Elle est construite dans le fond d'une cabane (No 15 du recensement communal). Elle se trouve à l'angle d'une terrasse avec l'ouverture dans la parcelle inférieure et orientée au sud. Dans le fond de cette cabane on remarque une ouverture construite à la base du mur (dimension 50 x 20 cm et plus de 3 m de profondeur). Cette ouverture est construite en pierre sèche sur les premiers 50 cm alors qu'elle est ensuite creusée dans le rocher et que sa largeur diminue. Ce boyau horizontal communique avec deux puits verticaux dont les accès se trouvent dans la parcelle supérieure, respectivement à 30 cm et 2,30 m du mur soutenant le toit de la cabane. Ces puits ne paraissent pas être construits mais seraient plutôt un élargissement de failles naturelles. Leurs ouvertures sont d'environ 15 cm de diamètre et étaient protégées par une grande pierre. On peut penser que cette garenne est une extension d'une garenne naturelle. Il semble qu'elle était utilisée pour chasser le lapin au furet, celui-ci était introduit dans un des deux puits verticaux alors qu'une poche avec un filet était tendue devant la sortie du boyau horizontal dans la cabane.

3. Les caches

Plusieurs caches ont été construites dans le mur de soutènement de la terrasse et ont une ouverture d'environ 50 x 20 cm, mais sont profondes de plus de 1 m. Leur construction semble être contemporaine de celle du mur. La seule que nous ayons retrouvée fermée contenait un fer de houe pointue utilisée pour le travail de l'olivier. En dehors de cette fonction de cache à outils, il semble que ces cavités pouvaient contenir les fusils, le gibier et les pièges métalliques des braconniers.
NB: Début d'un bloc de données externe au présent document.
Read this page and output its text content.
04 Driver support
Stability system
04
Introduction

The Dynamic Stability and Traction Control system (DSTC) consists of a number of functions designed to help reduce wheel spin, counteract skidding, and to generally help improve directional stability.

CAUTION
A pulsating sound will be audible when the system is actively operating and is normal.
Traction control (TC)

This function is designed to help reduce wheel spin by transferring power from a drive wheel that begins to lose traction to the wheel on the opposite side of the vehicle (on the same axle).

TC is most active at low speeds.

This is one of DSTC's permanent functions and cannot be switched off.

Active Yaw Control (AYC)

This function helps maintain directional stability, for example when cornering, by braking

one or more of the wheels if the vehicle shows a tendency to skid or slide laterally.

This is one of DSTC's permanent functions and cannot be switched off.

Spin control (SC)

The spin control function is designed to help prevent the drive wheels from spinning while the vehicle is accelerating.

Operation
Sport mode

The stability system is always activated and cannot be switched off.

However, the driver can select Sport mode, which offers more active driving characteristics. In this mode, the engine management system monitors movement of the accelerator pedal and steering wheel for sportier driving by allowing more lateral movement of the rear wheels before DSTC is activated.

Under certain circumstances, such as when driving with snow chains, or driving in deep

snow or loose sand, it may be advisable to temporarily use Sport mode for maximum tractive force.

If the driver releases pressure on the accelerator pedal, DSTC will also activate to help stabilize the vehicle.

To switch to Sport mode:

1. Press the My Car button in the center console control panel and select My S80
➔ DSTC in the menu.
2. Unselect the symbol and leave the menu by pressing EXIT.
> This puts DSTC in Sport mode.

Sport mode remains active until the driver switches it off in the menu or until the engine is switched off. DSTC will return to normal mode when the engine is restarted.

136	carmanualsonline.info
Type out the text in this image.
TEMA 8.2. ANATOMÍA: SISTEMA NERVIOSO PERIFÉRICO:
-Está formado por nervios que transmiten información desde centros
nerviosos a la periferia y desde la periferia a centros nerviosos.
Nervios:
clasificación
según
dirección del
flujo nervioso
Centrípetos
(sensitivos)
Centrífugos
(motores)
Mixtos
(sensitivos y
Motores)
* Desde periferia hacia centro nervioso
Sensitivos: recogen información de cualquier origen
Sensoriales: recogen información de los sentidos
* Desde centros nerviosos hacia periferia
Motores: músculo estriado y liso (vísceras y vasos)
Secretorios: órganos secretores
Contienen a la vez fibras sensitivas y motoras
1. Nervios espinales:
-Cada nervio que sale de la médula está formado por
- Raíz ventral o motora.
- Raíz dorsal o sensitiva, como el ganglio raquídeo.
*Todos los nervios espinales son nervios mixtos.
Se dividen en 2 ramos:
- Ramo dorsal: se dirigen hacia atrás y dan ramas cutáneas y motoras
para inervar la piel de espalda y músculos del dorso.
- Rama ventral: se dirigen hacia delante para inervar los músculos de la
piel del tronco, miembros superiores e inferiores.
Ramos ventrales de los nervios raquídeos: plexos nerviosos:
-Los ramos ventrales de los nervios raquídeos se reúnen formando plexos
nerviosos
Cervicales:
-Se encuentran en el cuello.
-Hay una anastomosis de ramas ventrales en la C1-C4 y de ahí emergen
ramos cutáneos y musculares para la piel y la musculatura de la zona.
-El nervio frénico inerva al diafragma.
Structures et fonctions des aménagements

La cabane et le mur ont des axes de tirs multiples. À l'époque où les parcelles étaient cultivées, ces zones de tir couvraient une grande surface (quelques milliers de mètres carrés) et il n'y a aucun mur dans les axes de tirs. Ces postes de tir ont été construits en même temps que les cabanes et les accès se faisaient par des sentiers en dehors des axes de tir. Les pièges étaient liés au braconnage hors période de chasse, ils pouvaient être tendus par les agriculteurs à la fin de leur journée de travail et relevés le lendemain matin. Le gibier piégé, les pièges à palette et les furets pouvaient passer la journée dans une des caches.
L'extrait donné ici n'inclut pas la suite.